Non solo Pd, ma anche ex Popolo della libertà, Movimento 5 stelle, Lega Nord, Udc, Gruppo Misto, Fds e Sel-Verdi. Sono di ogni collocazione politica gli indagati per peculato che facevano parte del consiglio regionale appena sciolto in Emilia Romagna. Tra loro figurano anche tutti i capigruppo in carica nel periodo 2010-2012, che avevano la responsabilità di firmare le richieste di rimborso.
Si tratta di Luigi Giuseppe Villani (Pdl), Marco Monari (Pd), Mauro Manfredini (Lega), Liana Barbati (Idv), Andrea Defranceschi (M5S), Silvia Noé (Udc), Matteo Riva (Gruppo Misto), Roberto Sconciaforni (Fds) e Gianguido Naldi (Sel-Verdi).
Martedì il Partito democratico era stato travolto dalla notizia che i suoi due candidati alle primarie per la presidenza della Regione, Matteo Richetti e Stefano Bonaccini, sono coinvolti nell’inchiesta insieme ad altri sei colleghi di partito.
Ieri i magistrati responsabili dell’inchiesta hanno replicato a chi parlava di giustizia a orologeria, considerata la vicinanza delle elezioni regionali e delle primarie Pd: “La procura della Repubblica ha lavorato anche in agosto” recita il comunicato, precisando che Bonaccini e Richetti sono stati iscritti a registro quando ancora non era stata decisa una loro candidatura alle primarie.

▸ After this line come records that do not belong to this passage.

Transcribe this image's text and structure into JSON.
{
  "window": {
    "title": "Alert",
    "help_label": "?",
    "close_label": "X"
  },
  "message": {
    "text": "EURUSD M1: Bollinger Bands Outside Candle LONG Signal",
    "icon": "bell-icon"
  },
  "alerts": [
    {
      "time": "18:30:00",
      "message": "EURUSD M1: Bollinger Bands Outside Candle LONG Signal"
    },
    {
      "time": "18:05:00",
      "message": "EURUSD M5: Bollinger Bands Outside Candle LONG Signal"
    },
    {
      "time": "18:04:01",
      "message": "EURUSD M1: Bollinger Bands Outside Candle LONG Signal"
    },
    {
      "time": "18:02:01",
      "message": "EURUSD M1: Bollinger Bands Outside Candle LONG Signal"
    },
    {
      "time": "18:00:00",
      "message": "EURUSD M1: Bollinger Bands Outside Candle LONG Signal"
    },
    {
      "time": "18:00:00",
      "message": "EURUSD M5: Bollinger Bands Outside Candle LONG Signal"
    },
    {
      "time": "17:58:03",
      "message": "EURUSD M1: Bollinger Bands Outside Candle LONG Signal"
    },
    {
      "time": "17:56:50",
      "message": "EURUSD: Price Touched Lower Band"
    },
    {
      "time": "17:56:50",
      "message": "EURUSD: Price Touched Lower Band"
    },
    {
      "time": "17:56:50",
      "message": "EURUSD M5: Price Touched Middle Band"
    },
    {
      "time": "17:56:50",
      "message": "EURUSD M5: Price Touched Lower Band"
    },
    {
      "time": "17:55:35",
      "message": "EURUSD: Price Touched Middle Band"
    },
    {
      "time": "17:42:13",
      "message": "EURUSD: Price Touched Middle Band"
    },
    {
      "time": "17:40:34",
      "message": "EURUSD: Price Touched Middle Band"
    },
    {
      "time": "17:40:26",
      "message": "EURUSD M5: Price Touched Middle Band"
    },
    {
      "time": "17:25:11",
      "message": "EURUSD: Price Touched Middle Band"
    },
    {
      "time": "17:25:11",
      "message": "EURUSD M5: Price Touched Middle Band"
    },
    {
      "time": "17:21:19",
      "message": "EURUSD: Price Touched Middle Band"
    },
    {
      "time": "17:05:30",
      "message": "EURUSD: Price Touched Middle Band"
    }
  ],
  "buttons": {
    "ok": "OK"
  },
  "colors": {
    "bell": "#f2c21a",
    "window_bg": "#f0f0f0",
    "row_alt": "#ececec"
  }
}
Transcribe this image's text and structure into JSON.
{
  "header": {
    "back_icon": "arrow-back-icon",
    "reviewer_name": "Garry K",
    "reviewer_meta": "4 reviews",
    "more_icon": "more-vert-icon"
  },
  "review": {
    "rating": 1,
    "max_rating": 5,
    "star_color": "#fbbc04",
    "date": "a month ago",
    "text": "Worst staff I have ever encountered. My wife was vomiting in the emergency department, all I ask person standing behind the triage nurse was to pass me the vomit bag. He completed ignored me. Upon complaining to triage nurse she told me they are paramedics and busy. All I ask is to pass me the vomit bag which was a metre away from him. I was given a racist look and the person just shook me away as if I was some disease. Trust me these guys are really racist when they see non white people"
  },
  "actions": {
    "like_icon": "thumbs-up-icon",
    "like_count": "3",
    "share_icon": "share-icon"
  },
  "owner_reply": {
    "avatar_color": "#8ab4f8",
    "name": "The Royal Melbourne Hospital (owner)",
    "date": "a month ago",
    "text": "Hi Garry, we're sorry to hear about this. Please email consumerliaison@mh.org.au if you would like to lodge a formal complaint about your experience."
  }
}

Bonaccini ha spiegato che gli vengono contestate spese per “poco meno di 4mila euro in un periodo di 19 mesi” (tra 2010 e 2011) e che riguardano “spese per pranzi e cene e rimborsi chilometrici per la mia attività di consigliere che ha girato per cinque anni nei territori e teneva i rapporti con gli amministratori”. L’avvocato Vittorio Manes ha precisato che “si tratta di circa 200 euro al mese: faremo istanza di archiviazione”.
Ammontano a 5.500 euro, invece, le spese ritenute illecite e contestate dai pm di Bologna a Matteo Richetti, il deputato Pd che ieri ha annunciato il proprio ritiro dalla corsa alle primarie.